My universe revolved around sports then, and he once summoned me to the rectory and seated me in front of the desk behind which he sat.
"Before I throw you off the team...." he began.
I don't recall my perceived offense. Probably just general attitude and obstinacy. But those traits had gotten me that far, so I saw no need to change. Panic and betrayal descended upon me rapidly, but I got recovered enough over the course of this meeting to basically tell him to go fuck himself. I left there thinking I no longer would be on the basketball team, the fallen captain, but it never came to pass. At the very least, I would end up in Hell for telling God's representative here on Earth to fuck off.

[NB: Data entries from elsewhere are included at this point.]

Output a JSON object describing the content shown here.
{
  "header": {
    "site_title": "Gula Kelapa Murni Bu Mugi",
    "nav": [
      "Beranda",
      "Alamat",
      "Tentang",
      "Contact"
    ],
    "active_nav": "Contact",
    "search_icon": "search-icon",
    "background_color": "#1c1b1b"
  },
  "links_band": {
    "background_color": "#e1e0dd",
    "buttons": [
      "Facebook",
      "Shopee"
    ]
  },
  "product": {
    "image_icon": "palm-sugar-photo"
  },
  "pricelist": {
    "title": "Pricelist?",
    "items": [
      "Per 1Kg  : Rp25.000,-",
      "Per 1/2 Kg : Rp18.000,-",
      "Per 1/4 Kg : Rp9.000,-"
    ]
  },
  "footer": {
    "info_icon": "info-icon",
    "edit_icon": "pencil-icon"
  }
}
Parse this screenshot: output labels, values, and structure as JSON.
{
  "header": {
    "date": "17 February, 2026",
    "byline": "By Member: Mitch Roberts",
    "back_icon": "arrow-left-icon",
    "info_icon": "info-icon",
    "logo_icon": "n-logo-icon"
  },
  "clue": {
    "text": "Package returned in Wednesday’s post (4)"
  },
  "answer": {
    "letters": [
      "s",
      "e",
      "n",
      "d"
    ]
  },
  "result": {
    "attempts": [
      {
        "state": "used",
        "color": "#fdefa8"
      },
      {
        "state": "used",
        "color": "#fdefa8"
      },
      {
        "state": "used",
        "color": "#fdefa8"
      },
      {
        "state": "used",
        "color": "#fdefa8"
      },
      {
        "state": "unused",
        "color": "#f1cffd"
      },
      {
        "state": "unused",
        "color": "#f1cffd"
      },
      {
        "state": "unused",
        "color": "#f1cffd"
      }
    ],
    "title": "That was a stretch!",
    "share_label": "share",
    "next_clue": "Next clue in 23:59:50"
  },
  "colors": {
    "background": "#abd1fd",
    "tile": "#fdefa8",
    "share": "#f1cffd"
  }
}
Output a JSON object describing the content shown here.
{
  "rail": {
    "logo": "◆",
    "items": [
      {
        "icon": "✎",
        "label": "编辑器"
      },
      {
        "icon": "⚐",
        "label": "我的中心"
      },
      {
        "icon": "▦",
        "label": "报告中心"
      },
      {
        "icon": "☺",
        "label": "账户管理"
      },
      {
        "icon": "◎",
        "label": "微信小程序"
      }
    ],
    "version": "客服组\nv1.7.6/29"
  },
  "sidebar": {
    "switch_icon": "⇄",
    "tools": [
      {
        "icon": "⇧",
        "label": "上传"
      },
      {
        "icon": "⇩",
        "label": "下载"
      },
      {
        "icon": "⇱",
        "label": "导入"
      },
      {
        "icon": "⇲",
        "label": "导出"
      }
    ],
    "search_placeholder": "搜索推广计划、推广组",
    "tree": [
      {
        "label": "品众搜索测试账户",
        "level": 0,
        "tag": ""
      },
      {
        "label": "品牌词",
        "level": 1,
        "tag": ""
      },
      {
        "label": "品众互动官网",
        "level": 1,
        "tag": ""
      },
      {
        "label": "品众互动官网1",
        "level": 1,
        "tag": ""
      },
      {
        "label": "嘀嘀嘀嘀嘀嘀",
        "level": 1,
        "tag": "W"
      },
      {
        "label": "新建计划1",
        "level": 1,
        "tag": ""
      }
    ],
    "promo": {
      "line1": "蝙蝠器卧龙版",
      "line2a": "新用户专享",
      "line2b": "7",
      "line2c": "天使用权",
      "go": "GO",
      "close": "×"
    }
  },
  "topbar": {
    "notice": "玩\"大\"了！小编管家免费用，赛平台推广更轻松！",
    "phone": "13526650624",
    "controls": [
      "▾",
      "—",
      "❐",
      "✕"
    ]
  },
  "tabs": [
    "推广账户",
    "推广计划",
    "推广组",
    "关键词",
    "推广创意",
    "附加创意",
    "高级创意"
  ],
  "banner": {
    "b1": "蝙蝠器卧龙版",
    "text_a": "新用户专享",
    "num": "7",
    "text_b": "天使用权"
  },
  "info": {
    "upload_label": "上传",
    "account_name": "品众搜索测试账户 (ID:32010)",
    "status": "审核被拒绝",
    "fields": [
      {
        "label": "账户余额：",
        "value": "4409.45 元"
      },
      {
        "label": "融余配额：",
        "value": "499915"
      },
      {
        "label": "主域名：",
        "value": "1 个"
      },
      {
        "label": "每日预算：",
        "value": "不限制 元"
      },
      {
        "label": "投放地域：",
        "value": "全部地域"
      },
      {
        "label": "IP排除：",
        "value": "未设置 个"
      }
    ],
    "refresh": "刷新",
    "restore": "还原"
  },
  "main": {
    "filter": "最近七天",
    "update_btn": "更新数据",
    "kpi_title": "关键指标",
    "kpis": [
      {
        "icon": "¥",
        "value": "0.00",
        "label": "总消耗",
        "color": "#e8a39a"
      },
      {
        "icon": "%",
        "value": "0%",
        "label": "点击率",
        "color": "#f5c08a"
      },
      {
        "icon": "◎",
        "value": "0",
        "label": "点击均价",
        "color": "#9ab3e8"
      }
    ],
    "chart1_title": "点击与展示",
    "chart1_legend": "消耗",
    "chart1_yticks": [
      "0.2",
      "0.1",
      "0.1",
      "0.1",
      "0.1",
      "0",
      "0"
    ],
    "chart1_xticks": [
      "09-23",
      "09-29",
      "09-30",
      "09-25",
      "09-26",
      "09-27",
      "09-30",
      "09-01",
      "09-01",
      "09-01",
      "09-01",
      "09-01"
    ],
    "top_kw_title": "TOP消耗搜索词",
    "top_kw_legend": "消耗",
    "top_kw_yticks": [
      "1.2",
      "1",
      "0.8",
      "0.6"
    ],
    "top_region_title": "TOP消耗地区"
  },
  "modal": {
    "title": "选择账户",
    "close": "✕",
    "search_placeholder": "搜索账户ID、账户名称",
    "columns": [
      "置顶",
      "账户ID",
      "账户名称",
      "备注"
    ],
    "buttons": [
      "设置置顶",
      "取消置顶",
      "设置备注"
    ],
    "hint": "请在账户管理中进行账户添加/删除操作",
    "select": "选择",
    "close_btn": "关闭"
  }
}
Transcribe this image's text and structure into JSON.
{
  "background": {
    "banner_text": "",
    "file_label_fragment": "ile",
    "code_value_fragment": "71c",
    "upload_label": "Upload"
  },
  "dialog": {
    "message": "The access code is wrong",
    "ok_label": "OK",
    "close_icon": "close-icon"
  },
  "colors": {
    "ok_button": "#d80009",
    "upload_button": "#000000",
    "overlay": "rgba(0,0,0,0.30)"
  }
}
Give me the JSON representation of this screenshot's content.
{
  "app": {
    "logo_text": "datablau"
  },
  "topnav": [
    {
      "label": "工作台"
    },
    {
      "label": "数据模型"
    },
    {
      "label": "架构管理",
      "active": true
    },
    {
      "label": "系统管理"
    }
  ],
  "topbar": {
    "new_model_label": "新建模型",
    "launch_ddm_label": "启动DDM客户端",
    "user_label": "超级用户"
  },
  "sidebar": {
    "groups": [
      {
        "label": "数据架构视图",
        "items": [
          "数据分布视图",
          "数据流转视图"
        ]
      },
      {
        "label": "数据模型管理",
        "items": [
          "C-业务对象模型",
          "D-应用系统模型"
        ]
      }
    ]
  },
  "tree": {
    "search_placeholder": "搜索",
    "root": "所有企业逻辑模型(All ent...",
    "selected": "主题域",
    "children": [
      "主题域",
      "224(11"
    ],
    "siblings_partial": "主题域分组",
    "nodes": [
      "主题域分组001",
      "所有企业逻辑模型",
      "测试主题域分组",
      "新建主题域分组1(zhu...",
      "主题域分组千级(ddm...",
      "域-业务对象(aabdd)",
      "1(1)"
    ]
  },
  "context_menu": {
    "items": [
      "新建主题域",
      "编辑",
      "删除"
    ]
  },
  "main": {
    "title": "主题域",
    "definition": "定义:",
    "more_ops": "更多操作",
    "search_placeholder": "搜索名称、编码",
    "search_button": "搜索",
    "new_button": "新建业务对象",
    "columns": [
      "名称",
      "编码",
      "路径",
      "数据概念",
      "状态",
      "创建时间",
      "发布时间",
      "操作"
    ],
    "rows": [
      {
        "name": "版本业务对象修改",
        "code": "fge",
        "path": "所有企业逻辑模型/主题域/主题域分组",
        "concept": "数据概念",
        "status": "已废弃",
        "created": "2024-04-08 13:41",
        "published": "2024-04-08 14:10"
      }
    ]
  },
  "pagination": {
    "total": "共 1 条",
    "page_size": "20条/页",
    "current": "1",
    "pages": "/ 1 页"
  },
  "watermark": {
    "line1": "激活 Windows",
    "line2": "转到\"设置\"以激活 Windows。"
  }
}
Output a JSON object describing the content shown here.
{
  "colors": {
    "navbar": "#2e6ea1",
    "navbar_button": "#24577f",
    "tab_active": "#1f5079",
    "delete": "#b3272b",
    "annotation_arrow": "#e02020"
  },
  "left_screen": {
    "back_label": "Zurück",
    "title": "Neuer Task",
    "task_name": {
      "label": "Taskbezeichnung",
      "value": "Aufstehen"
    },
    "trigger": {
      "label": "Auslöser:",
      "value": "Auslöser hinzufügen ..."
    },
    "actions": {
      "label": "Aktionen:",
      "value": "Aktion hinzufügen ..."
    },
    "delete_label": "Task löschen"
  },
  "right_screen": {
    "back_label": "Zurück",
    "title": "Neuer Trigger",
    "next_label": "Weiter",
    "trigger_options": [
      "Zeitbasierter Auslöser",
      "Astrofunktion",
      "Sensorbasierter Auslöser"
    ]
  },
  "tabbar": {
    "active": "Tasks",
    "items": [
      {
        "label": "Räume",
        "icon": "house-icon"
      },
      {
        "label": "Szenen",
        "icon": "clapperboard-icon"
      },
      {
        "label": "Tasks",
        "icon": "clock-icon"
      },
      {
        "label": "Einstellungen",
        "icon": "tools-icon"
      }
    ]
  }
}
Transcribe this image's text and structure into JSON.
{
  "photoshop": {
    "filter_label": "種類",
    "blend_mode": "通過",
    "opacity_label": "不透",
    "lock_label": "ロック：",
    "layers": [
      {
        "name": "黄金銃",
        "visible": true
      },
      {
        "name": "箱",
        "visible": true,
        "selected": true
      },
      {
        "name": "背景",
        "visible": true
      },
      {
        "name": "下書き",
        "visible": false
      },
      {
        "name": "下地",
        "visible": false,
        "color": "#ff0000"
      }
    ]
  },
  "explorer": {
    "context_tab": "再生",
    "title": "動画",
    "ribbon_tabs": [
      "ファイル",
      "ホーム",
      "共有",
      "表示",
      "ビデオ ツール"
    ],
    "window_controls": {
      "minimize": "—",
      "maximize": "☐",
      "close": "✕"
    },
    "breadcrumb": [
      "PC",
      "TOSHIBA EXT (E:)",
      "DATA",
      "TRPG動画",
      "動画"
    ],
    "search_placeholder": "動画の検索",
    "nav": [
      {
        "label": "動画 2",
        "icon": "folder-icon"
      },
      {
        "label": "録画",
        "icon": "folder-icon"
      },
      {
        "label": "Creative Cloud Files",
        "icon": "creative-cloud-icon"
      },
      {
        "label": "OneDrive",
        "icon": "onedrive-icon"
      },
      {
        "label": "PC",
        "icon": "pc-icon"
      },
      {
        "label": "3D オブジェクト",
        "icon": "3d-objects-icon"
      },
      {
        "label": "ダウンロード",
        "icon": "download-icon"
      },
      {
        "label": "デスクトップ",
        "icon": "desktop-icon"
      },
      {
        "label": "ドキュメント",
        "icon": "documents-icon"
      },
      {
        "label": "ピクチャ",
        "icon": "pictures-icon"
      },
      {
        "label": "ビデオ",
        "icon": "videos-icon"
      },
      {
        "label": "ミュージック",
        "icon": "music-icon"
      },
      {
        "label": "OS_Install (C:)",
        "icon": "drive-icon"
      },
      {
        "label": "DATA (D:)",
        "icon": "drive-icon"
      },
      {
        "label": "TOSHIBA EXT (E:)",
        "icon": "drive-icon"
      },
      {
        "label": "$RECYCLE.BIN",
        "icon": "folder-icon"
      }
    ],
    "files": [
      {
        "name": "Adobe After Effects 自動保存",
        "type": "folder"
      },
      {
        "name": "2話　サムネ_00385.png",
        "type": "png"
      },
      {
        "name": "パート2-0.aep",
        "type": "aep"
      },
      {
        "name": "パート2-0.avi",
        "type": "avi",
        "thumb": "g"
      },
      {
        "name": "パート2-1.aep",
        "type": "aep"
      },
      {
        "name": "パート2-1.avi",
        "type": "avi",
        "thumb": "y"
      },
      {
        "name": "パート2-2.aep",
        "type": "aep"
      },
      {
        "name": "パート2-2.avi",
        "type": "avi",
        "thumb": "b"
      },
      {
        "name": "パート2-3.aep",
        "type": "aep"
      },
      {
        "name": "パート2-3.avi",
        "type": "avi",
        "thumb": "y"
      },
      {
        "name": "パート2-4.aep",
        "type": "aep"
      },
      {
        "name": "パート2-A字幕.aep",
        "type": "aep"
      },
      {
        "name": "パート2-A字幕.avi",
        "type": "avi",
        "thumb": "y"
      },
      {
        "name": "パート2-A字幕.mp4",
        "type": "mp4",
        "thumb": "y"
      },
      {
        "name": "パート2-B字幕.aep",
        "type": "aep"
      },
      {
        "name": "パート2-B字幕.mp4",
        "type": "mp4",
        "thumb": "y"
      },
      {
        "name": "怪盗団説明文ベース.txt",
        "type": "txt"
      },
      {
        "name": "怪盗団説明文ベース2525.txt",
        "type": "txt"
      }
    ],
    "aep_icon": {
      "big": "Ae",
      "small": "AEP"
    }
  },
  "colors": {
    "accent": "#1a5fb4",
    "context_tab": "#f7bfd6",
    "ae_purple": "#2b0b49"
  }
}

He comforted me when I arrived at a Sunday-afternoon basketball game, fresh with the knowledge that an assailant had attacked my mother in the Bahamas. I couldn't hold it together, and as we sat on steps in a part of the school separate from the gym, my tears poured forth and my back heaved with each sob. I always had feared that I would lose my mother, and the world seemed as if it might make it happen. Then the trauma transformed into anger, and I played the game with a certain vigor, and we beat our archrivals. What a triumph.
Part of his frustration with me derived from the strained relationship he had with a younger priest who had come to our parish. The younger priest and I became friends, and Priest No. 1 went to the school psychologist and complained that Priest No. 2 was stealing his friends. Or at least that's what Priest No. 2 told me. Once when I was particularly exasperated with Priest No. 1 (let's call him Bill, since that was his name), Priest No. 2 (Dennis) said to me: "The difference between him and me is that he jerks off and I go out and get fucked." We suspected he was doing Miss Williams, and we marveled at her breasts. While we considered becoming priests. Two priests and a boy, not to be confused with "Three Men and a Baby" or "Two Guys, a Girl and a Pizza Place." I think Dennis, who eventually became jaded and with whom I drank while I was in high school, had my interests at heart, as opposed to my mother and Priest No. 1.
So unfolded the saga of Bill and Tom. He left an impression.